Juggling work, family and community commitments can wear down even the most energetic of people so when do we schedule time to take a breather and let creative ideas around church flourish? Scott Guyatt contemplates what could be achieved if every church had a think-tank.
Life in congregations can be incredibly busy, particularly for those with multiple leadership roles who potentially dash from meeting to meeting, carrying a substantial load of congregational responsibilities on top of what are often already busy lives at home, work and the wider community.
Church council agendas are packed with important items in the life of the congregation, from strategy to budgets to discipleship to pastoral issues to building and property concerns.
Church councillors have a lot on their plate.
And we’re in a time when the constant refrain is that we need to find new ways to be church, fresh approaches and innovation in practice.
All of which makes research around busyness and creativity of interest to me.
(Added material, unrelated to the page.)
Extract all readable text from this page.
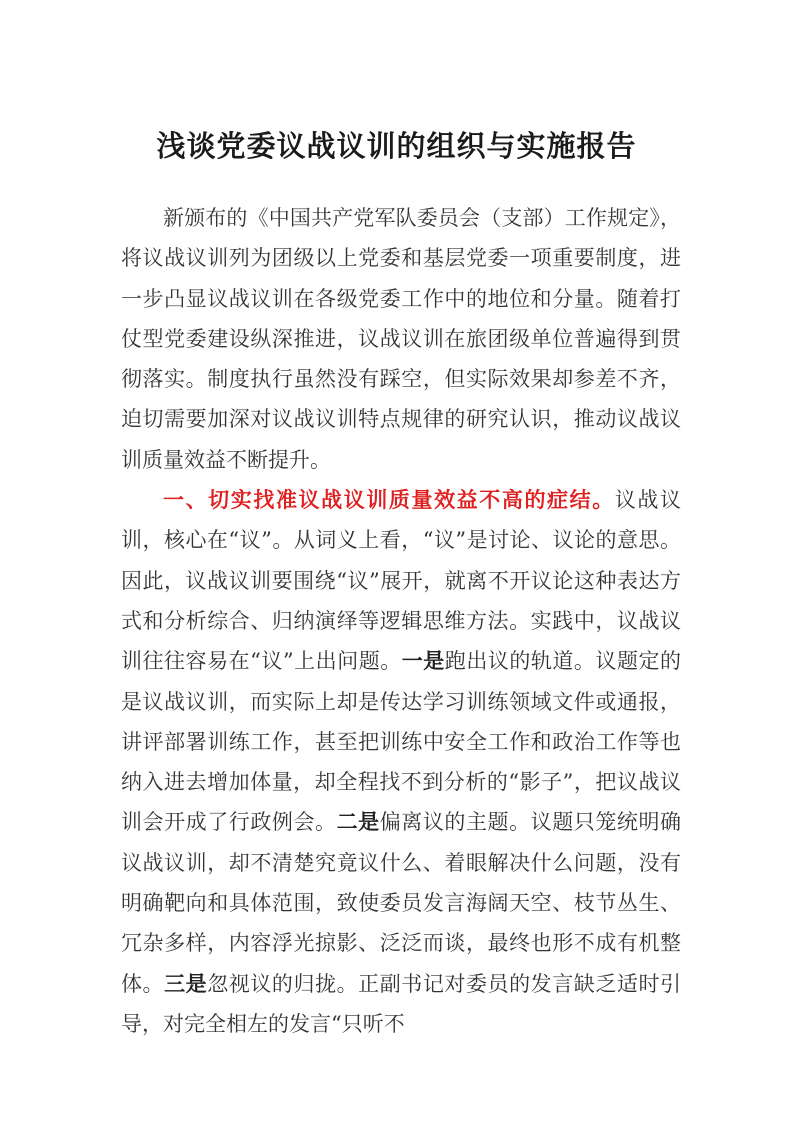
浅谈党委议战议训的组织与实施报告

新颁布的《中国共产党军队委员会（支部）工作规定》，将议战议训列为团级以上党委和基层党委一项重要制度，进一步凸显议战议训在各级党委工作中的地位和分量。随着打仗型党委建设纵深推进，议战议训在旅团级单位普遍得到贯彻落实。制度执行虽然没有踩空，但实际效果却参差不齐，迫切需要加深对议战议训特点规律的研究认识，推动议战议训质量效益不断提升。

一、切实找准议战议训质量效益不高的症结。议战议训，核心在“议”。从词义上看，“议”是讨论、议论的意思。因此，议战议训要围绕“议”展开，就离不开议论这种表达方式和分析综合、归纳演绎等逻辑思维方法。实践中，议战议训往往容易在“议”上出问题。一是跑出议的轨道。议题定的是议战议训，而实际上却是传达学习训练领域文件或通报，讲评部署训练工作，甚至把训练中安全工作和政治工作等也纳入进去增加体量，却全程找不到分析的“影子”，把议战议训会开成了行政例会。二是偏离议的主题。议题只笼统明确议战议训，却不清楚究竟议什么、着眼解决什么问题，没有明确靶向和具体范围，致使委员发言海阔天空、枝节丛生、冗杂多样，内容浮光掠影、泛泛而谈，最终也形不成有机整体。三是忽视议的归拢。正副书记对委员的发言缺乏适时引导，对完全相左的发言“只听不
Studies suggest that carrying a high mental load can dull the capacity for creativity and that creativity often emerges from the capacity to be still, to rest the brain as it were.
Further, the research suggests that this applies to everybody, not just to those we often think of as being “born creative”. We can all be more creative if we give our brains space and time and rest.
It makes me wonder about setting aside a handful of people in the life of our local church and tasking them with simply being our think tank or our “wonderers”. Leave them free of the (important) work-load of church council, minimise other leadership tasks for them, and simply ask them to notice, to wonder, to create and to suggest on our behalf.
The think-tank could be offered the freedom to bring ideas and suggestions to other leadership groups in the life of the church—some fully formed with implementation plans attached, others that might be a mere kernel, a seed ready to be planted and watered.
Of course there’s no guarantee that the ideas generated would work, or even that they’d be adopted or pursued … that’s not the point. The aim here is to give a small group the freedom to explore, and to bring the best of their exploration to share with the rest of us.
The other (and perhaps preferred) alternative is to build more space into our whole life as a congregation, to make sure that we (all) have the room to breathe and create and wonder both collectively and individually.
Either way, the point is to generate stillness for the sake of creativity. In a world where busyness is the new black, where a lack of busyness brings a sense of guilt with it, the decision to intentionally pursue peace and space for the sake of creativity stands as a counter cultural approach.
It reminds me a little of the stories of Jesus retreating to the hills or the wilderness to pray when it seemed like there was just too much going on.
And so I wonder … what if every church made space for creativity in the form of a think-tank, or an intentionally quieter life.
What if every family and individual did the same?